Should You Be Offering Free Shipping Online?

A new study by UPS reveals how shipping costs affect consumer behavior

Shipping costs—or lack thereof—can be a powerful tool for retailers striving to create alluring shopping opportunities online.

In UPS’ new Pulse of the Online Shopper report, 81 percent of respondents ranked “product price” as the most important factor in making an online purchase. Shipping costs, however, came in at a close second, with 75 percent of those polled rating it as “very important” in their purchase decision-making.

The study also revealed that many shoppers are willing to work for their free shipping. Fifty-two percent of those polled said they’re open to adding items to their virtual cart to reach a free-shipping price threshold. Conversely, 45 percent said they have abandoned a cart when they don’t qualify for free shipping.

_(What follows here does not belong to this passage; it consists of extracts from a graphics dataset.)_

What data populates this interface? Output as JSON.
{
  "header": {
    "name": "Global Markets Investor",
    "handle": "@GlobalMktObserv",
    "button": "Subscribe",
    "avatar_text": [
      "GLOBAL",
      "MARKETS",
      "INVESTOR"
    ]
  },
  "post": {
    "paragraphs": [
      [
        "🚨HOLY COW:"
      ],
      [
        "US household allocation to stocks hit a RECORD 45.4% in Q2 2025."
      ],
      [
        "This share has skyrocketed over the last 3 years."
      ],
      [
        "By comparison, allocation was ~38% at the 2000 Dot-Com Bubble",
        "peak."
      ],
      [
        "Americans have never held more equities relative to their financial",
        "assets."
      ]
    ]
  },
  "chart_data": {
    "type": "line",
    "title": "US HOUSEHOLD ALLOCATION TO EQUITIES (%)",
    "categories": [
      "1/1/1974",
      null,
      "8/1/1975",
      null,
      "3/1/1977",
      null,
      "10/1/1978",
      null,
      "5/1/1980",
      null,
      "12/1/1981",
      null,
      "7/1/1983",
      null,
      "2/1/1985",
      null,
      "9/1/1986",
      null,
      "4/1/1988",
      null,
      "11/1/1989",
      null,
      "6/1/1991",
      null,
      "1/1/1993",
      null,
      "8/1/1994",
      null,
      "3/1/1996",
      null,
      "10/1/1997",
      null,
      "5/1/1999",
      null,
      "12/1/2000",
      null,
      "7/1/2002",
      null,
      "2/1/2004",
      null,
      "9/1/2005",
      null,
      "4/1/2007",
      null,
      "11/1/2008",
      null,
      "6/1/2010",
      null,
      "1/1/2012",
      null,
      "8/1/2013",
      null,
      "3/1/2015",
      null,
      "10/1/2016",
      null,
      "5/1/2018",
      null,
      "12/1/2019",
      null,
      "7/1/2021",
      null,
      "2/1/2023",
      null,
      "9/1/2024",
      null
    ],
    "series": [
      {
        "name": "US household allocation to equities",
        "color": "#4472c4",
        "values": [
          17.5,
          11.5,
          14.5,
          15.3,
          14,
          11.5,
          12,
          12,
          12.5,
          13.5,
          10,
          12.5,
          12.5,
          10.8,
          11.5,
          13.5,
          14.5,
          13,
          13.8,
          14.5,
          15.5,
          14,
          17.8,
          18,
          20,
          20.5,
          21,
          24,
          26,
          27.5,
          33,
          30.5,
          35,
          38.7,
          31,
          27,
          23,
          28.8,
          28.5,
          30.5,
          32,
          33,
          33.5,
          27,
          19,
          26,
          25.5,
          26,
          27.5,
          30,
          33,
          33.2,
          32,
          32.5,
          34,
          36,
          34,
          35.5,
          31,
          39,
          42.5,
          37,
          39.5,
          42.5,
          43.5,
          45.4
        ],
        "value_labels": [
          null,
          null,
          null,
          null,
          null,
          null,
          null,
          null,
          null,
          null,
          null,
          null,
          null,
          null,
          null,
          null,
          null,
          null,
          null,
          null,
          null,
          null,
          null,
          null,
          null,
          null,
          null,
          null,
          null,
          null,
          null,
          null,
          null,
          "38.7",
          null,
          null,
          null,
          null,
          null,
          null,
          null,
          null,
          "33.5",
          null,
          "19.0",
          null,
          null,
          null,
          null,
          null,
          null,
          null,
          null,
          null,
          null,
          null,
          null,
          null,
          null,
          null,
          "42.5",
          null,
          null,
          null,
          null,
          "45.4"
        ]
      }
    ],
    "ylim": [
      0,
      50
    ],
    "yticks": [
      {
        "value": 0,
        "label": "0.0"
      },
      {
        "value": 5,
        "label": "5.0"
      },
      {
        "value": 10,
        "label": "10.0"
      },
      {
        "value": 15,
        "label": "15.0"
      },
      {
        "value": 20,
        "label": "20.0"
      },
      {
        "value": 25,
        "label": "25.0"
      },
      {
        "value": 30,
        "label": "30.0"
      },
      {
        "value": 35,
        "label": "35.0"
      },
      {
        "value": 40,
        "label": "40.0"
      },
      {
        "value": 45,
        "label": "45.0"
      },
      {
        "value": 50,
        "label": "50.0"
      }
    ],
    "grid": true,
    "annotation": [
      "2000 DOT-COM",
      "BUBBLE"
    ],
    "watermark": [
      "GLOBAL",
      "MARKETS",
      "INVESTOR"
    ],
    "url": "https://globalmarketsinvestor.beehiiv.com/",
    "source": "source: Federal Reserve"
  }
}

A majority (57 percent) also said their decisions to pay for shipping are predicated on the total cost of a purchase—that “the decision to pay for shipping is most often driven by the total cost of the order where they have a clear sense of what it’s worth.” And most of those polled said they will pay for shipping when they “absolutely need something.”

Courtesy UPS

More findings:

  • 56 percent said they have abandoned a cart when shipping costs made the total purchase cost more than expected.
  • 45 percent have abandoned a cart when the order value didn’t qualify for free shipping.
  • 52 percent have added items to their cart with the intention of keeping them to qualify for free shipping.
  • 57 percent decided to pay for shipping when the total was still considered a good bargain.
  • 54 percent are likely to take advantage of an email offer for free shipping.
  • 44 percent have searched online for a free shipping promo code
  • Reasons to decide to pay for shipping online included “free shipping not offered” (60 percent); “total cost was a bargain” (57 percent); “I needed item faster than free-shipping service offered” (30 percent); “not enough items in cart to meet threshold” (29 percent); “product discount exceeded cost of shipping” (29 percent). 
  • 4 in 10 shoppers expect a ship-to-store option to be available. 
  • 29 percent will actually choose to shop at the store instead of online just to avoid shipping costs.
  • 33 percent find curbside pickups and returns appealing.
  • 45 percent have returned an item that was purchased online in the past year.
  • 61 percent of shoppers who have returned an item in the past year prefer to return items in store, and 39 percent prefer to ship back to the retailer.

The study concluded that retailers may want to offer free or deeply discounted shipping to shoppers at various times of the year, using it as a true sale-style perk instead of a mainstay of the business.